Lorsqu'on m'avait demandé d'assurer sa défense, c'est au tréfonds du désespoir que je l'avais trouvée, muette et résignée, enfoncée dans les profondeurs d'un cachot d'où j'avais promis à sa famille de la tirer. Qui était la victime dans cette affaire? Etait-ce bien l'homme du monde qui était mort et dont on attribuait l'assassinat à ma cliente? L'accusation semblait avoir beau jeu mais plusieurs personnes connaissant le disparu avaient été convoquées à ma demande, et leur témoignage allait, j'en étais sûre, éclairer la Cour.
L'heure de la défense arriva et le premier témoin fut introduit.
- Puis-je parler librement Monsieur le Juge?

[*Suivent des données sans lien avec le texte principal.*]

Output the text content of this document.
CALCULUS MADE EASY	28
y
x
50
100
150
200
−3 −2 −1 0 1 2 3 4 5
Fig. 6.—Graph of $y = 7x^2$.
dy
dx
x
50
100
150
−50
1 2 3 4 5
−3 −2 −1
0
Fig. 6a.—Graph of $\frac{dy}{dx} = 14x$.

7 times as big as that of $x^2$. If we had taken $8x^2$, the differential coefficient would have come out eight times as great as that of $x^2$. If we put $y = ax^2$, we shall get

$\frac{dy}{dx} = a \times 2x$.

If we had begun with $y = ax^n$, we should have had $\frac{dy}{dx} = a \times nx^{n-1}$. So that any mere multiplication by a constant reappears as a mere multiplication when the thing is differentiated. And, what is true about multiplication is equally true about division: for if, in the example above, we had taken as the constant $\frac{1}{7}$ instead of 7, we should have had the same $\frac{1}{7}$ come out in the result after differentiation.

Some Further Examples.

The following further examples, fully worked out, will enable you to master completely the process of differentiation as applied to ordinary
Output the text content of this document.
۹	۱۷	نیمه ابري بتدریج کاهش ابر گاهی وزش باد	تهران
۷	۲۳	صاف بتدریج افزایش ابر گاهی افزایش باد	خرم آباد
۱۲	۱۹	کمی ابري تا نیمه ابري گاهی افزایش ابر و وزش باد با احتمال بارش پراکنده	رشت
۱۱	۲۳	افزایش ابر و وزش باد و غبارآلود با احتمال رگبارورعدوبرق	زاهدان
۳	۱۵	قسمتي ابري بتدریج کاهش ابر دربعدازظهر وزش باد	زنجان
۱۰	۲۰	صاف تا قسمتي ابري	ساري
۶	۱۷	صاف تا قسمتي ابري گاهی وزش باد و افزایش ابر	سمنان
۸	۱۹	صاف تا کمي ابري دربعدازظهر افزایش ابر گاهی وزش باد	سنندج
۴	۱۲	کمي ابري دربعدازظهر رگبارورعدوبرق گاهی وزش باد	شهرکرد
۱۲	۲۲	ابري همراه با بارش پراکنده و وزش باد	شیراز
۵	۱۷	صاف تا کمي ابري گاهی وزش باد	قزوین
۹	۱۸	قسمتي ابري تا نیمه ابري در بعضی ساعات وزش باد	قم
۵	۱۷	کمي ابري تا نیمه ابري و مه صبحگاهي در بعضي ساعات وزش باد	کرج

- Oui, dans la mesure où votre témoignage pourra nous aider à mieux cerner la personnalité de la victime. La jeune femme appelée à la barre se disait Barmaid mais on devinait que ses occupations ne s'arrêtaient pas là. Elle était vêtue d'une robe qui laissait deviner des formes avantageuses et, juchée sur de hauts talons, elle était très consciente du fait que sa tenue lui valait d'être le point de mire de l'assistance. Dans un souci de coquetterie, elle rejeta en arrière ses longs cheveux artificiels et reprit la parole:
- Je suis contente de pouvoir dire en plein jour tout ce que je sais, tout ce qui se chuchote, tout ce que tout le monde sait mais n'ose pas dire. Les bars et les restaurants sont des lieux où se font et se défont les réputations; ce sont des lieux de plaisir mais aussi des endroits où l'on rencontre toutes sortes de détresses. Toutes les catégories sociales s'y retrouvent et la ligne de démarcation qui sépare les uns et les autres n'est souvent qu'un simple faisceau de lumière ou une lumière tamisée. J'ai vu des hauts cadres pleurer comme des mômes dès que craque la carapace sociale.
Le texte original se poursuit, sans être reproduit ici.